The first recordings were made employing every instrument or device that was available, starting with an acoustic guitar and a small Yamaha PSS-401. From 1988 on they used more exotic equipment such as the Appalachian dulcimer, psaltery, or monochord. As main instruments, drums, piano, and bass were added. The electric guitar had been played occasionally since 1987 but it did not have its typical leading part of rock music until 1989. Years with "normal" rock instrumentation followed, sometimes supported with violin or saxophone. In 2000 an important novelty was introduced: the saz (long-necked lute) became a leading instrument. Since then, several alienated parts were recorded with it in a way never heard before in Turkish rock music. Later on the group started to also use computers, bins, refrigerators and field recordings.

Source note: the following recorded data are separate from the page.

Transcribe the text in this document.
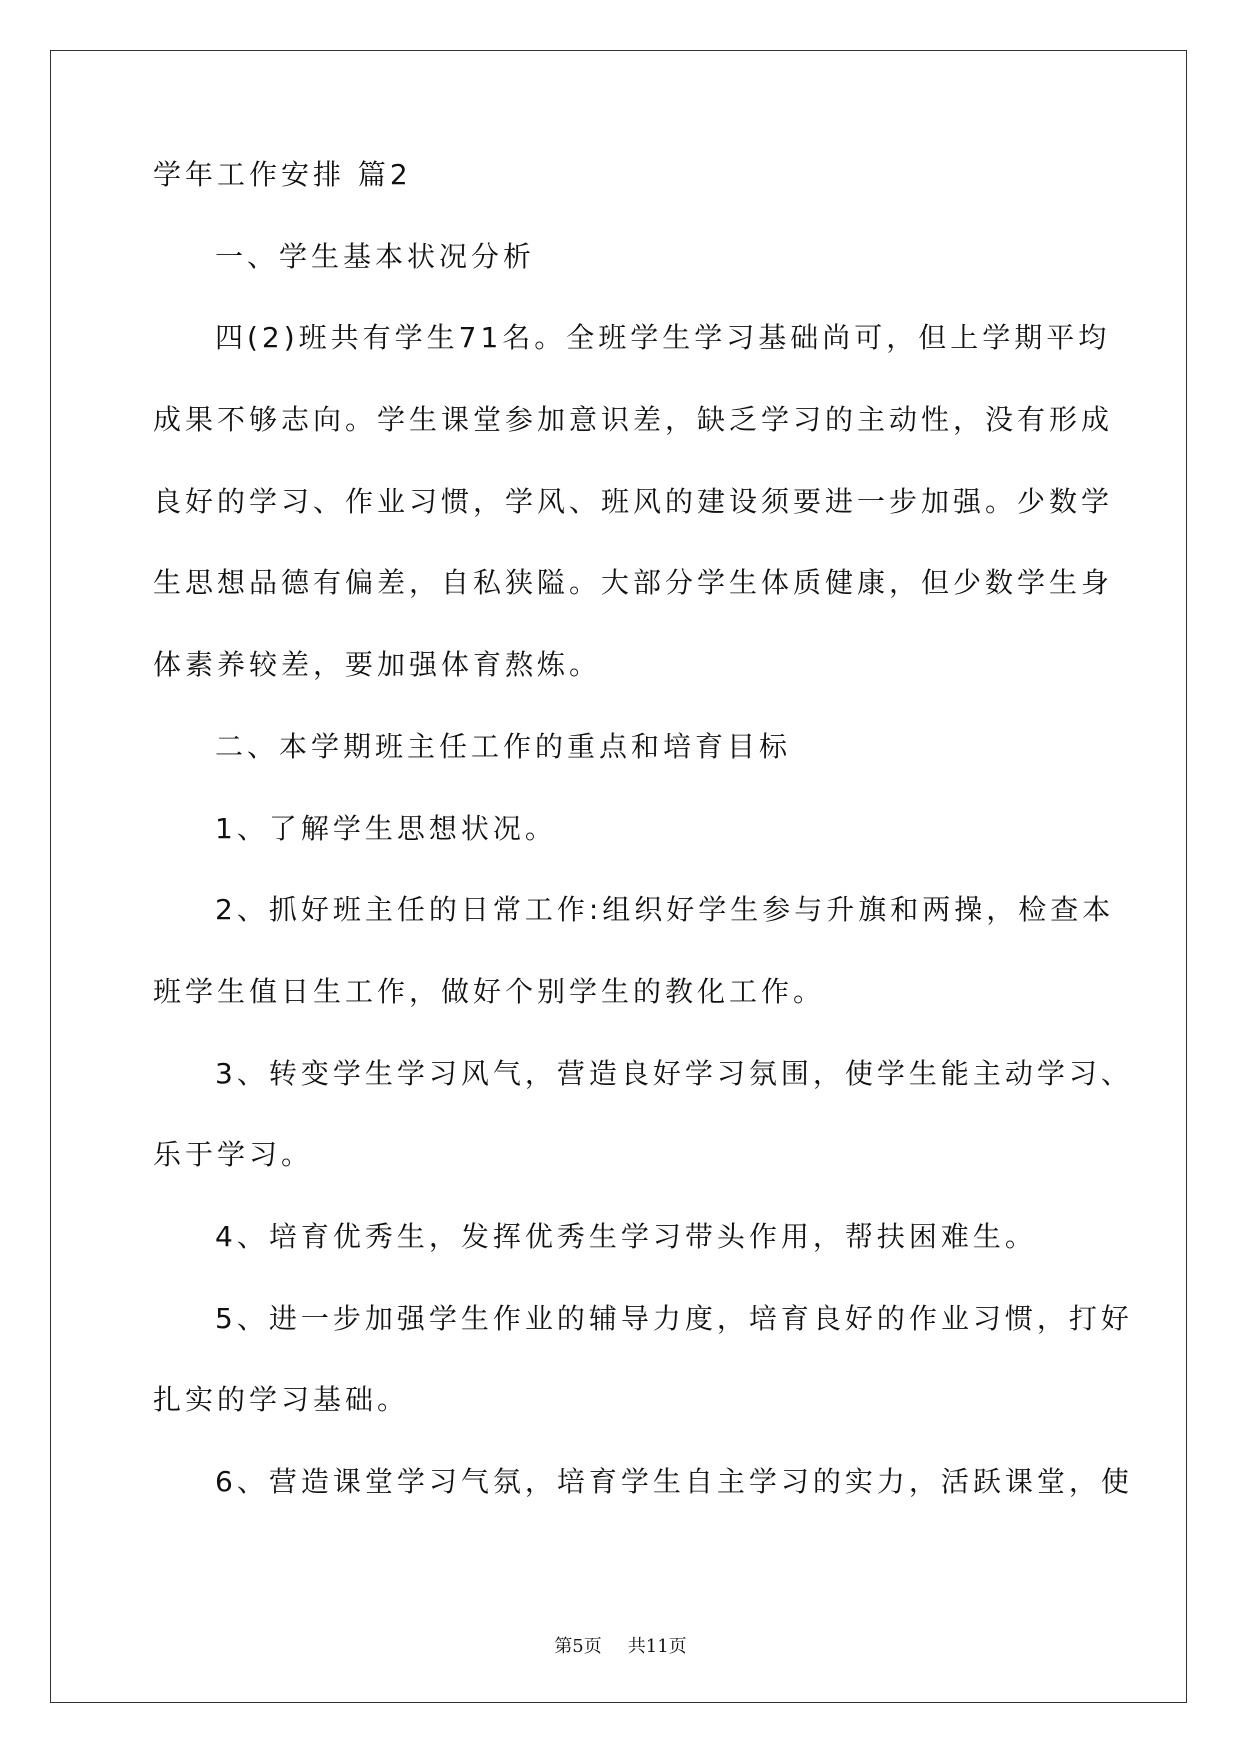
学年工作安排 篇2
一、学生基本状况分析
四(2)班共有学生71名。全班学生学习基础尚可，但上学期平均
成果不够志向。学生课堂参加意识差，缺乏学习的主动性，没有形成
良好的学习、作业习惯，学风、班风的建设须要进一步加强。少数学
生思想品德有偏差，自私狭隘。大部分学生体质健康，但少数学生身
体素养较差，要加强体育熬炼。
二、本学期班主任工作的重点和培育目标
1、了解学生思想状况。
2、抓好班主任的日常工作:组织好学生参与升旗和两操，检查本
班学生值日生工作，做好个别学生的教化工作。
3、转变学生学习风气，营造良好学习氛围，使学生能主动学习、
乐于学习。
4、培育优秀生，发挥优秀生学习带头作用，帮扶困难生。
5、进一步加强学生作业的辅导力度，培育良好的作业习惯，打好
扎实的学习基础。
6、营造课堂学习气氛，培育学生自主学习的实力，活跃课堂，使
第5页 共11页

==Discography (excerpts)==
Source:
- Gift (1988; Trial Communications), MC
- Lavenderblue Dream (1988; Trial Communications), MC
- The Forgotten Clutch (1988; Waldeck Sound), MC
- Temple Of The Bergamotte (1989; Waldeck Sound), MC
- You'll Never Fail Until You Stop Trying (1990; Waldeck Sound), MC
- Existence (1993; Trial Communications), MC
- Public Domain (1996; Trial Communications), MC
- Prænatal Postmodern (1998; Zodiakom), 2CDr
- Nacht der Illusion (2001; Zodiakom), CDr
- Dolunay (2002; Zodiakom), CDr
- The Geisterfahrer EP (2003; Zodiakom), CD
- Statements & Unanswered Questions (2006; Zodiakom), 2CDr
- Lucifer Lux (2006; Zodiakom), 2CDr
- Mimarlar (2007; Zodiakom), CDr
- Feuerblume (2008; Zodiakom), CDr
- Tuz Katedrali (2009; Zodiakom), CDr/MP3
- Köln Oturumu (2011; Zodiakom), CDr/MP3
- Hürriyet (2013; Zodiakom), CDr/MP3
- Postmortem (2013; Zodiakom), MP3
- Esaret (2013; Zodiakom/con-area), MP3
- unlustig (2015; Zodiakom), CDr/MP3

==Sampler contributions==
Source:
- Godfathers Of German Gothic III: Heaven (Asylum 4) (1997; Subterranean/Euro Media), CD
- dssg Sampler: 1668 (2001; dssg), CD
- dssg Sampler 2: Tinsmith & Crossbow (2003; dssg), CD
- freiburgtapesvolume 4: Üç küp (2008; jazzhaus records), CD

==Linkages==

- The Trial was renamed to New Trial between 1993 and 2003 – this had two reasons: 1993 had to clean the slate and the group wanted to contrast from the nearly homonymous electro-band Trial. In 2003 the old name was readopted. Since 2005 the old and new names have been protected.
- αlabay is also a member of unlustig!, a new wave group.
- Pfeuti has released two albums with the hardcore-formation Radical Development. He is also member of the band Tumorchester.
- mik@ erstwhile played with the industrial-acts Sheba Wore No Nylons and DL, amongst others. Later on he worked solo in the Industrial sector as The M.M.V.P.
- M. Vassallo who had collaborated between 1996 and 2003, is the founder of the dark ambient-project Arbre Noir.
- There were and are cooperations and collaborations with different musicians and artists.